New Delhi, April 16: The BJP is unlikely to project a chief ministerial candidate in the Bihar Assembly polls and will stick to its Lok Sabha allies - the Lok Janshakti Party and the Rashtriya Lok Samata Party - instead of trying to enlarge the NDA.
The party's stand to reconcile to Jitan Ram Manjhi's decision to go solo was also a part of the broad contours of the BJP's strategy for the Bihar polls that emerged when party president Amit Shah was in Patna on April 14 and part of April 15 to address a workers' convention.
A central BJP leader from Bihar, who was in Patna during Shah's visit, said Shah spoke individually to as many as 40 leaders without the presence of the general secretary-cum-" prabhari" (minder), Bhupendra Yadav.
"The idea was to exchange views freely and share feedback candidly," the leader said.
Although the Janata fraternity's merger was not announced then, Shah factored the development in his calculations and felt that the BJP's tactic should be to "expose the chinks in the Janata's armour" and more importantly, cover its own flanks.
A source admitted the party's main worry was contesting seats that were uncontested for the past 30 years (after the alliance with the Samata Party and later, the Janata Dal United, was cemented), figuring out the caste equations in them and seeking out the "right" nominees.
The second source of bother was how allies Ram Vilas Paswan and Upendra Kushwaha would conduct the seat-sharing negotiations.
Last, after Dal (United) rebel Manjhi announced his new party would contest all the 243 Assembly seats and virtually shut the door for an alliance/understanding on the BJP, the party reconciled itself to the inevitability for life without Manjhi but was still grappling with what that meant. "What shape Manjhi's independent politics takes is something we must watch closely," a BJP source said.
Those in the BJP who had interacted with the Mahadalit leader recently claimed to being "reassured" by Manjhi's statement that his first priority was defeating Nitish Kumar. But some of the party's local leaders stressed to Shah it was "important" to keep Manjhi by his side and give an impression that the BJP was "Mahadalit-friendly". "The leaders said he had awakened a sense of self-respect among the Mahadalits like Lalu Prasad had among the backward castes years ago and, therefore, ideally some modality of partnership with him should be explored," a source said.

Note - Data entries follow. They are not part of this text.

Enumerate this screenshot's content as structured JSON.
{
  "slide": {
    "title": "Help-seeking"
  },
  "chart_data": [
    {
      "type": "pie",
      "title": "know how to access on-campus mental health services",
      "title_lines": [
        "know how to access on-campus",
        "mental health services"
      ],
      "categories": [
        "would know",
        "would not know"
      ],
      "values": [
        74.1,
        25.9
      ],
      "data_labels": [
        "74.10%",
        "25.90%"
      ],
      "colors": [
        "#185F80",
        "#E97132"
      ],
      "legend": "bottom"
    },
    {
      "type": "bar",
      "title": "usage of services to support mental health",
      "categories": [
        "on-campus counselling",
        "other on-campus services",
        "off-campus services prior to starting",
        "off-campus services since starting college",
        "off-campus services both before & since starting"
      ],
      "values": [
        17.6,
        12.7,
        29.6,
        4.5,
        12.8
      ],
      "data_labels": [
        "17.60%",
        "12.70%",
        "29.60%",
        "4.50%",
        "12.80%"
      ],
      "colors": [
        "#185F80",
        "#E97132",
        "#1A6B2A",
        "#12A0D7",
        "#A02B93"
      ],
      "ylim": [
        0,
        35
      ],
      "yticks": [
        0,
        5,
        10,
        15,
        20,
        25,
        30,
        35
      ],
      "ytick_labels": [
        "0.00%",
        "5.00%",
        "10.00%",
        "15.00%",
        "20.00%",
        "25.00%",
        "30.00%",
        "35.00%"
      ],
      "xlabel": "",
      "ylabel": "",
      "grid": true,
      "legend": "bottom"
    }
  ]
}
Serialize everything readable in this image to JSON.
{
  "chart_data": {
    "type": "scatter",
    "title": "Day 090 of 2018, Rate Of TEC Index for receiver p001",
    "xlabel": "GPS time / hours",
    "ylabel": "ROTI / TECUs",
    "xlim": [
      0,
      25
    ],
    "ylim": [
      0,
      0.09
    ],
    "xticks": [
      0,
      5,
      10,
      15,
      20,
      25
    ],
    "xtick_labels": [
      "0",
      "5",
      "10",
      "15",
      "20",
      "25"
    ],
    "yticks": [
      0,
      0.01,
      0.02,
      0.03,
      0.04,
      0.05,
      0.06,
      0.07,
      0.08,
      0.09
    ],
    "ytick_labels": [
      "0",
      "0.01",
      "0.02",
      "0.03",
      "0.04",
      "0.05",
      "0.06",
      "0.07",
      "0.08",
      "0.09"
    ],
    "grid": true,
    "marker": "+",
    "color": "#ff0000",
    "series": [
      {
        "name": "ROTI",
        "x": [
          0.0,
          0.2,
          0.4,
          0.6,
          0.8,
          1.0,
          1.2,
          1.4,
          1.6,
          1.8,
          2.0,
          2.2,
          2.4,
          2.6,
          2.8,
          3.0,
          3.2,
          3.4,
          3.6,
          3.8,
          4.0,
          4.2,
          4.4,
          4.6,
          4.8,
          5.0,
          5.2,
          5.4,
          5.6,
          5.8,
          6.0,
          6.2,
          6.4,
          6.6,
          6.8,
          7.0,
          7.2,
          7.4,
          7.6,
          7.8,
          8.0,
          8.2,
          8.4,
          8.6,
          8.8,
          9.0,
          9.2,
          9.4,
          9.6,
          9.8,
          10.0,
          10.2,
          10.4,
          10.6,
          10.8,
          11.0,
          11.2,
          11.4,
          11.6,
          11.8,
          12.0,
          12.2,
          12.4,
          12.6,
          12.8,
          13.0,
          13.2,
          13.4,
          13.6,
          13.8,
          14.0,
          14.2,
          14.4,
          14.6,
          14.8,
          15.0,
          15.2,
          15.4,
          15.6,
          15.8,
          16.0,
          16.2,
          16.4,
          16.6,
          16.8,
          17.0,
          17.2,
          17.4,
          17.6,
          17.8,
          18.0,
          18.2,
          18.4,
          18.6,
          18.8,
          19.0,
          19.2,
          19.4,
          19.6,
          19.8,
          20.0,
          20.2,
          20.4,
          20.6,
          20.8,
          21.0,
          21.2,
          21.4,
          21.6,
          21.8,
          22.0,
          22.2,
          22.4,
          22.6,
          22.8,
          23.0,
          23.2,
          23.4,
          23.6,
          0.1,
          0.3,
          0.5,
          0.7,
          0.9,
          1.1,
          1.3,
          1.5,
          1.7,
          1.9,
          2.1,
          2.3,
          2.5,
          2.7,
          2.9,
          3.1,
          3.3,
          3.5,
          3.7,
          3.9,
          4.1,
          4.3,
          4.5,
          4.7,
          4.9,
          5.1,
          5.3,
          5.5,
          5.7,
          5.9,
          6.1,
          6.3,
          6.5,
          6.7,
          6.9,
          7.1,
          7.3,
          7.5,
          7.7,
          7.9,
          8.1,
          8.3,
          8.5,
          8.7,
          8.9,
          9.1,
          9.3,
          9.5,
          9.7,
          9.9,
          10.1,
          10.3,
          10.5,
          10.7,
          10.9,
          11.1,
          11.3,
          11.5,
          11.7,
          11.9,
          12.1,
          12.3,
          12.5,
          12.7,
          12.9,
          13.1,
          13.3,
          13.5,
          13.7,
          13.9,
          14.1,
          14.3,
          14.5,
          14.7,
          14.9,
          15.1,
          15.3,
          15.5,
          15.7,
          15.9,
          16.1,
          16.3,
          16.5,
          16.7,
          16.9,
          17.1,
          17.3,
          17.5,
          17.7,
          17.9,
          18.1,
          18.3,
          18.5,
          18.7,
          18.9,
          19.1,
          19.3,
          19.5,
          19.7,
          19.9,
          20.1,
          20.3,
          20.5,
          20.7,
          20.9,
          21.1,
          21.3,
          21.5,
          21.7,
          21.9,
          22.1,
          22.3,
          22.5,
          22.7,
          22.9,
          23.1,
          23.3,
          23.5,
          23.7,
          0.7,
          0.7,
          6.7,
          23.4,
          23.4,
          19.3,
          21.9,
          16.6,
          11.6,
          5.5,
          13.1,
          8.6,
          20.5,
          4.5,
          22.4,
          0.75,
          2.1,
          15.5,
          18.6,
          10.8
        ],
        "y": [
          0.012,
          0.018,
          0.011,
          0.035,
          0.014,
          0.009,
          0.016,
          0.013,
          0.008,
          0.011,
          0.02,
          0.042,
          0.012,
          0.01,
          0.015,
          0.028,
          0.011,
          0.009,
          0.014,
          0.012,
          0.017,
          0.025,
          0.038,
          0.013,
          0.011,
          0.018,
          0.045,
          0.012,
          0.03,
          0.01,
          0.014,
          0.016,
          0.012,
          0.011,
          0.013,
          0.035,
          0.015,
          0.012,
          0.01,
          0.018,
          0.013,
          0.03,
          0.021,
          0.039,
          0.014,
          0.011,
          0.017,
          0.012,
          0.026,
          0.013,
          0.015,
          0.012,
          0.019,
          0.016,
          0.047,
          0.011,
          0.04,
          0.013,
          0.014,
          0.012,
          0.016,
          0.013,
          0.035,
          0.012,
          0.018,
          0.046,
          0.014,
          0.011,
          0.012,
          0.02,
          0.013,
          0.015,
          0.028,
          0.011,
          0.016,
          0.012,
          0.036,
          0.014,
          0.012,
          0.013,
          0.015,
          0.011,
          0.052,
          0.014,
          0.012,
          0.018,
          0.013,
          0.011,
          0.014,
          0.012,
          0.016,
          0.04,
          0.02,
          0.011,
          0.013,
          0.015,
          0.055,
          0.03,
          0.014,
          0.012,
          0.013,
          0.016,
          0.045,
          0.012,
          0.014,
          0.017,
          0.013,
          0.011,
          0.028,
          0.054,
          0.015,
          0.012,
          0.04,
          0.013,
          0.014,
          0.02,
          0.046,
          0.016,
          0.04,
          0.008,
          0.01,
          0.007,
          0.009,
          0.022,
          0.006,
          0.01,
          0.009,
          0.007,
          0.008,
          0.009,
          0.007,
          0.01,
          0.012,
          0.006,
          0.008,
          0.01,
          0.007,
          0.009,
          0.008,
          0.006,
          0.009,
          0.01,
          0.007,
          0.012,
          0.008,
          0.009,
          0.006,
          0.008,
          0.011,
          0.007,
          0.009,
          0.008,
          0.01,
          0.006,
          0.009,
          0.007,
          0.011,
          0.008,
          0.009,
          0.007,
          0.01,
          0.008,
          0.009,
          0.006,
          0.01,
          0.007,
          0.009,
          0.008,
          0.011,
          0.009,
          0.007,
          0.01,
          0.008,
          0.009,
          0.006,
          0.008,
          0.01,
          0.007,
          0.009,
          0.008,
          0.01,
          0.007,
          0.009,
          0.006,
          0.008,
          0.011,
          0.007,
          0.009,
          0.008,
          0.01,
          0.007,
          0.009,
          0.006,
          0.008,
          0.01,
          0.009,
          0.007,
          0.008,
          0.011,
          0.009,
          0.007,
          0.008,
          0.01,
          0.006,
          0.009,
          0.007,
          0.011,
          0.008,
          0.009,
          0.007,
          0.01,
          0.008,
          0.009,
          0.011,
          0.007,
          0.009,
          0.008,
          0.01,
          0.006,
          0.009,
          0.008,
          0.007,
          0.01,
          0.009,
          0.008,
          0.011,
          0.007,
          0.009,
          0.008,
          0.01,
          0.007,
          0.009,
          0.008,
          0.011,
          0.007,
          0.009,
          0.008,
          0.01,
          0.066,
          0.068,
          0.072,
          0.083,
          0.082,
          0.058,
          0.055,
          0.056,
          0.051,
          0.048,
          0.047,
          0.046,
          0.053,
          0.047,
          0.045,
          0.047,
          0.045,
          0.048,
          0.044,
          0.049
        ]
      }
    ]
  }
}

Among the other possible elements in the BJP's Bihar blueprint were foregrounding Narendra Modi. The BJP had put him in front in the Assembly elections that were held after the Lok Sabha polls except in Delhi where it had gambled with an "outsider", Kiran Bedi, and failed. "Our pitch will be juxtaposing our achievements at the Centre and in Bihar with Nitish's and allowing people to judge whose record is better," a source said.
The BJP seemed to be convinced that Modi still clicked among the backward castes. In his Bihar Lok Sabha poll campaign, Modi had referred to his backward caste origin a couple of times. "In the process, he connected well with them," the source said.
The BJP would project that the Nitish of 2015 was not the Nitish of 2005 and 2010, when he was the BJP's partner in the elections. "He should realise the pro-Nitish elements always saw the BJP as his natural ally," the source said.
It would play on people's perceived "fears" about the return of Lalu via Nitish. "The mention of Lalu is unnerving them. He is like Ajit Jogi in Chhattisgarh. Utter his name and people get put off," the source said.
Caution
Union minister Upendra Kushwaha - the chief of the BJP's ally RLSP - today cautioned the BJP against taking the Janata parivar merger lightly. He said in Patna Lalu and Nitish together was a force to reckon with in Bihar.